Claude Monet was clearly a master painter. But one of the things I appreciate most about his work is the way he used colour and value - it's brilliant! 

Today in my Fume Free Oil painting class, I talked to my students about how colour can trick your eye into seeing values wrong. Remember, value refers to the difference between dark and light. 

Monet gives us a perfect example of this in "Impression, Sunrise."

Impression, Sunrise
Claude Monet, 1873
This painting has some vibrant blues, greens, yellows and oranges in it. The fiery rising sun pops out at you. Your eye might think that the sun is lighter than the sky around it...  but it's not.

As you can see in the black and white version, the sun virtually disappears! 

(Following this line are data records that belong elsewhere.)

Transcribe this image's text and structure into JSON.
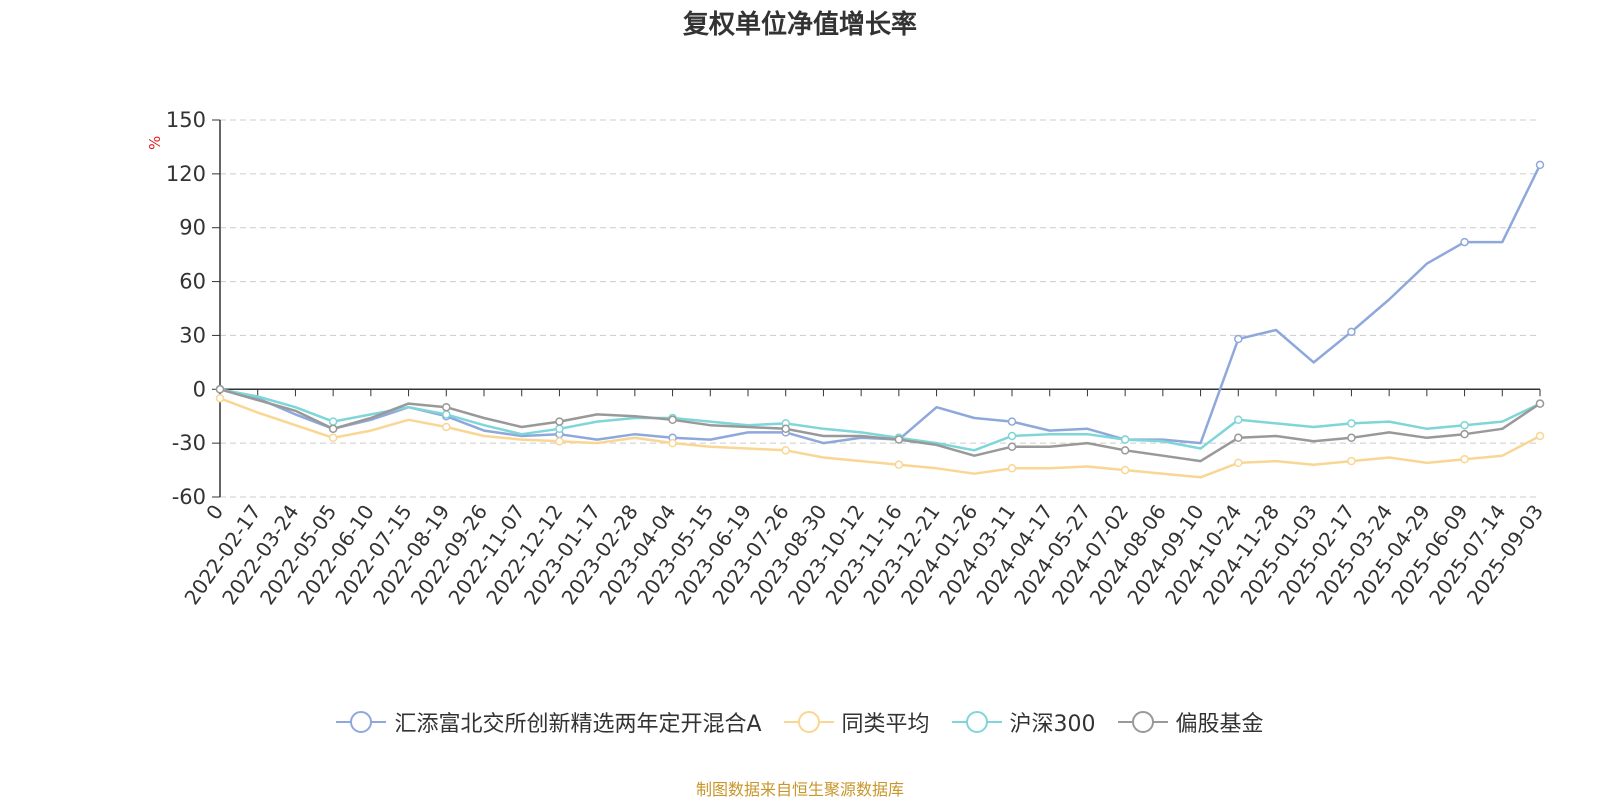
{
  "title": "复权单位净值增长率",
  "source": "制图数据来自恒生聚源数据库",
  "chart_data": {
    "type": "line",
    "title": "复权单位净值增长率",
    "ylabel": "%",
    "ylim": [
      -60,
      150
    ],
    "yticks": [
      150,
      120,
      90,
      60,
      30,
      0,
      -30,
      -60
    ],
    "grid": true,
    "legend_position": "bottom",
    "categories": [
      "0",
      "2022-02-17",
      "2022-03-24",
      "2022-05-05",
      "2022-06-10",
      "2022-07-15",
      "2022-08-19",
      "2022-09-26",
      "2022-11-07",
      "2022-12-12",
      "2023-01-17",
      "2023-02-28",
      "2023-04-04",
      "2023-05-15",
      "2023-06-19",
      "2023-07-26",
      "2023-08-30",
      "2023-10-12",
      "2023-11-16",
      "2023-12-21",
      "2024-01-26",
      "2024-03-11",
      "2024-04-17",
      "2024-05-27",
      "2024-07-02",
      "2024-08-06",
      "2024-09-10",
      "2024-10-24",
      "2024-11-28",
      "2025-01-03",
      "2025-02-17",
      "2025-03-24",
      "2025-04-29",
      "2025-06-09",
      "2025-07-14",
      "2025-09-03"
    ],
    "series": [
      {
        "name": "汇添富北交所创新精选两年定开混合A",
        "color": "#8fa8dc",
        "values": [
          0,
          -5,
          -14,
          -22,
          -17,
          -10,
          -15,
          -23,
          -26,
          -25,
          -28,
          -25,
          -27,
          -28,
          -24,
          -24,
          -30,
          -27,
          -28,
          -10,
          -16,
          -18,
          -23,
          -22,
          -28,
          -28,
          -30,
          28,
          33,
          15,
          32,
          50,
          70,
          82,
          82,
          125
        ]
      },
      {
        "name": "同类平均",
        "color": "#fad694",
        "values": [
          -5,
          -13,
          -20,
          -27,
          -23,
          -17,
          -21,
          -26,
          -28,
          -29,
          -30,
          -27,
          -30,
          -32,
          -33,
          -34,
          -38,
          -40,
          -42,
          -44,
          -47,
          -44,
          -44,
          -43,
          -45,
          -47,
          -49,
          -41,
          -40,
          -42,
          -40,
          -38,
          -41,
          -39,
          -37,
          -26
        ]
      },
      {
        "name": "沪深300",
        "color": "#7fd6d8",
        "values": [
          0,
          -4,
          -10,
          -18,
          -14,
          -10,
          -14,
          -20,
          -25,
          -22,
          -18,
          -16,
          -16,
          -18,
          -20,
          -19,
          -22,
          -24,
          -27,
          -30,
          -34,
          -26,
          -25,
          -25,
          -28,
          -29,
          -33,
          -17,
          -19,
          -21,
          -19,
          -18,
          -22,
          -20,
          -18,
          -8
        ]
      },
      {
        "name": "偏股基金",
        "color": "#999999",
        "values": [
          0,
          -6,
          -12,
          -22,
          -16,
          -8,
          -10,
          -16,
          -21,
          -18,
          -14,
          -15,
          -17,
          -20,
          -21,
          -22,
          -26,
          -26,
          -28,
          -31,
          -37,
          -32,
          -32,
          -30,
          -34,
          -37,
          -40,
          -27,
          -26,
          -29,
          -27,
          -24,
          -27,
          -25,
          -22,
          -8
        ]
      }
    ]
  },
  "legend_marker_icon": "circle-line-marker"
}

Impression, Sunrise - in black and white
It's like magic.

Why does this matter? 

It can really help you when you feel like something is just not working in your painting to revisit your values. 

Use a photo editing software like iPhoto, Photoshop, or others, to turn your resource black and white. Then it'll be more clear to you where your darkest darks, lightest lights, and mid-tones should go.

And don't forget that you can exaggerate them, too! As artists, we have tools in our "toolbox" that we can employ to imply a 3D scene on a 2D surface. 

Here are some of mine: (these rules can be broken, but they are usually true and very helpful):

  • VALUE: Darks approach, Lights recede. Things that are closer to you are darker - so your shadows in the trees that are right beside you are going to be much darker than the shadow in the trees 100 feet away.
  • PROPORTION: Objects get larger as they get closer to you and smaller as they move farther away. That's why the road gets narrower and narrower as it goes off into the distance until it becomes a spec.
  • SATURATION: Colors are brighter and have more yellow in them than colors that are in far away objects. Think of distant mountain ranges. They might be full of green trees, but they still look blue and pale. Distant objects are usually greyer and blue/purple-ish. That's because of the atmosphere, which usually drops the color yellow first in the spectrum, followed by others one by one.
  • DETAIL: Objects that are closer are gonna have more detail - but as an artist you can determine where you want the eye to go first and be more detailed in that area. So you can fudge this one a little (think of how a camera lens can do this for you - now do it for yourself in your work!)